Neko-chan nodded and her eyes flitted between Salsmann’s face and hands.
“I understand. I’m sorry if I am causing trouble for you.”
“No, you’re -- well, you are, but...” Salsmann groaned and squeezed her temples before continuing. “It’s not your fault, but your... existence... is causing the upper ranks a headache.”
Neko-chan tilted her head to the side - were it not so sudden, the move would have been alarmingly human.
“Are there not same-sex companion models also manufactured?”
“There are, but there’s... the concern is on how, or why, you’ve switched from hetero- to homo-. It’s harmless for your case, but people ask questions and blow it up to other examples, and...”
Salsmann sighed. “Media Relations are trying to test us and ask, if you can switch, what’s to stop a nursery robot developing assassin programming.”
“I would have thought the difference in physical circuitry a sufficient barrier.”
Salsmann shrugged. “Me too. I don’t know. It’s nonsense, but... it’s nonsense we have to work through, somehow.”
Neko-chan leaned forward and rested her head on her hands.
“Why am I gay? It all seems so much trouble.”

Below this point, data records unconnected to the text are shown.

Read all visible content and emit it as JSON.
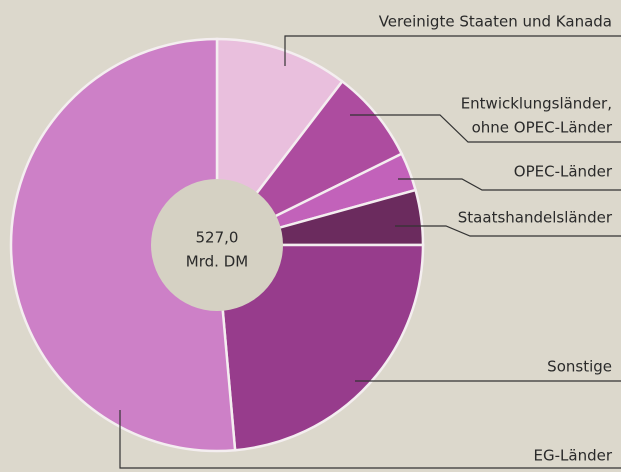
{
  "chart_data": {
    "type": "pie",
    "center_label": [
      "527,0",
      "Mrd. DM"
    ],
    "categories": [
      [
        "Vereinigte Staaten und Kanada"
      ],
      [
        "Entwicklungsländer,",
        "ohne OPEC-Länder"
      ],
      [
        "OPEC-Länder"
      ],
      [
        "Staatshandelsländer"
      ],
      [
        "Sonstige"
      ],
      [
        "EG-Länder"
      ]
    ],
    "values": [
      10.4,
      7.3,
      3.0,
      4.3,
      23.6,
      51.4
    ],
    "colors": [
      "#e9bfdd",
      "#ad4c9f",
      "#c262ba",
      "#6b2b5e",
      "#973c8c",
      "#cd80c7"
    ]
  }
}
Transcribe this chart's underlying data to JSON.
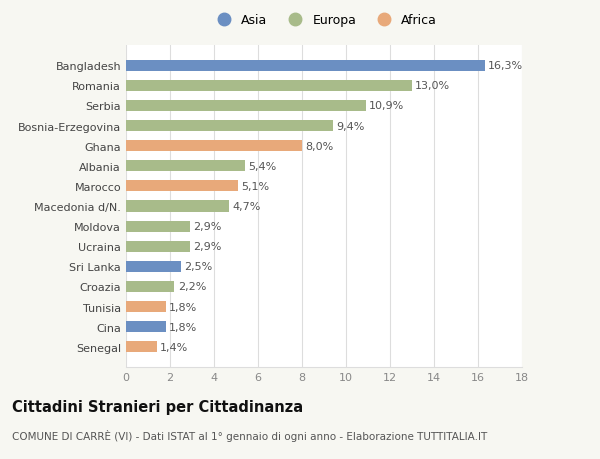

Salsmann sighed. “Why are either of us?”
 
*
 
As her master tired of her previous owner’s given name, the unit accepted its new designation of Kitty and learned to recognise it as her own. She did not have any opinion on her name - she was not programmed to - but it seemed to make the human satisfied.
Kitty ran through the motions that every cat maid robot was programmed to do. She cleaned and she cooked, and whilst this owner showed little interest in physical intimacy, her programming - her instinct - was to be receptive and ready.
It made her feel good to do these things; that is, her programming recognised their completion as a good result. Kitty had felt in past, and would in future feel, that completion of chores was a good thing. She found it difficult to distinguish programming from emergent behaviour; on reflection, it was not obvious whether she felt good because she had cooked dinner, or because she had cooked dinner for Ms Salsmann specifically; whether she was attracted to her because of her programming, or because of her emergent behaviour. She felt it was important to distinguish, and with each passing day her programming ran iterations on the love problem. Kitty thought, and saved each thought away in her memory bank for further in-depth analysis.